Clinical validation of computer based modeling for surgicalplanning of vascular access in hemodialysis patients

Andrea Remuzzi

Istituto di Ricerche Farmacologiche Mario Negri – ITALY

Curriculum

Andrea Remuzzi is Assistant Professor of Biomedical Engineering at University of Bergamo, Dalmine (BG), Italy and Head of Department of Biomedical Engineering at Negri Institute for Pharmacological Research, Bergamo, Italy.
His main activity is scientific research about several biomedical topics and teaching, as coordinator of research Unit at Laboratory and Department at the Mario Negri Institute.

Andrea Remuzzi has participated in several funded research projects and he is author or co-author of journal articles in 142 scientific publications on original investigations and review articles.

Abstract

More than 940 patients affected by end-stage renal disease (ESRD) per million population in Europe live on chronic renal replacement therapy, and about 80% of these patients are treated chronically by hemodialysis (HD).

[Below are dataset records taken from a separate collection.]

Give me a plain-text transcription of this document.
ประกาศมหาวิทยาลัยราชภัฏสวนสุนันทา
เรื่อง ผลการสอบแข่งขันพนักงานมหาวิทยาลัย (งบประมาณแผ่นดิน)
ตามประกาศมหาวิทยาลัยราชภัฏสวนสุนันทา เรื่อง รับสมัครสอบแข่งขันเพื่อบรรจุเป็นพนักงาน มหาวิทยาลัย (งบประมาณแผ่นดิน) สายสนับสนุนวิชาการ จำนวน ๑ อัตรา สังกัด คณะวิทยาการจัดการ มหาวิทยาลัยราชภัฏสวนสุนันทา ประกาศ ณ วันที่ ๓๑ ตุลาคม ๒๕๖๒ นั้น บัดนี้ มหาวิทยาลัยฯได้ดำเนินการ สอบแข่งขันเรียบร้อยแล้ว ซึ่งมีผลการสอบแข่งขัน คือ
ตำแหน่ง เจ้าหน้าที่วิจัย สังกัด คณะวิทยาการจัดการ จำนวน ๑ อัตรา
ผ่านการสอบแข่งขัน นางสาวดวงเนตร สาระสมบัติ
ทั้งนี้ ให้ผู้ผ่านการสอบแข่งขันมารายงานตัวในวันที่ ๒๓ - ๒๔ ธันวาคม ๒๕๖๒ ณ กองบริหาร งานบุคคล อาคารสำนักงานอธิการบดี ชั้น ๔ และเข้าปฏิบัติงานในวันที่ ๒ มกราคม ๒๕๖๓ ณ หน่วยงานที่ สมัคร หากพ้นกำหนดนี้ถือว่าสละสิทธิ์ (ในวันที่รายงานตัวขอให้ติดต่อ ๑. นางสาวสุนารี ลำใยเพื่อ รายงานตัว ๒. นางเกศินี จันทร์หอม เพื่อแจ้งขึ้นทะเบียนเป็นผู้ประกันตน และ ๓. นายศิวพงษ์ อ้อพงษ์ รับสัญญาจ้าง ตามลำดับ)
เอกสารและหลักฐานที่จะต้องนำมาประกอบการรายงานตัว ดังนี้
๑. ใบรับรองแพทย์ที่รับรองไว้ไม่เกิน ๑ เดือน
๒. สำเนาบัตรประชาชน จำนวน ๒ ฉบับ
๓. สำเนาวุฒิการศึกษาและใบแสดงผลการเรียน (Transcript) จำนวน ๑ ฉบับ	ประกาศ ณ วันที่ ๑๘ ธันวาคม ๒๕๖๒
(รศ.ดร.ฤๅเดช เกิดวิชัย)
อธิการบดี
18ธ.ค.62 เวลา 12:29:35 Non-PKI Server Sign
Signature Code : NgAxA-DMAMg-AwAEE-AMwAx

To date, short- and longterm dysfunctions of vascular access (VA) used to connect patient blood circulation to the artificial kidney are still the major cause of morbidity and hospitalisation in HD patients, likely due to sudden and sustained hemodynamic changes involved in VA creation. During the recently ended EU-funded ARCH project, coordinated by Mario Negri Institute, computational tools for predicting hemodynamic changes induced by different configurations of arteriovenous fistula (AVF) surgery at patient-specific level were calibrated, preliminary validated, and finally embedded in a prototypical clinical application (AVF.SIM). The availability of patientspecific predictions could be of crucial importance for best planning vascular surgery, in order to have adequate increase in blood flow rate. Given preliminary evidence of clinical validity and given the relevance of potential clinical implication, the current project will move one step forward, investigating the efficacy, usability and impact of using the AVF.SIM tool in clinical practice. Clinical validation will be performed through a multicenter, stratified, randomized and controlled clinical study aimed at providing clinical evidence of the benefits of the use of the AVF.SIM computational modeling tool as decision support tool for best planning vascular access surgery in hemodialysis patients. Primary objective will be to compare the incidence of vascular access blood flow adequate for HD treatment (in a safe threshold, e.g. 400-1500 ml/min) between a group of patients undergoing computer-aided surgical planning based on AVF.SIM modeling tool and US investigation (Intervention group), and a control group undergoing conventional surgical planning based on US investigation only. Secondary objectives will be to compare the incidence of AVF dysfunctions between the two groups. The clinical study will foresee two ad-interim analyses aimed at preliminary assessing efficacy, usability and impact of the tool as well as surgical planning compliance with the model, and preliminary results will be shared with clinicians and used to improve the tool by further modeling and software engineering activity, in view of a fully usable and cost-effective prototype.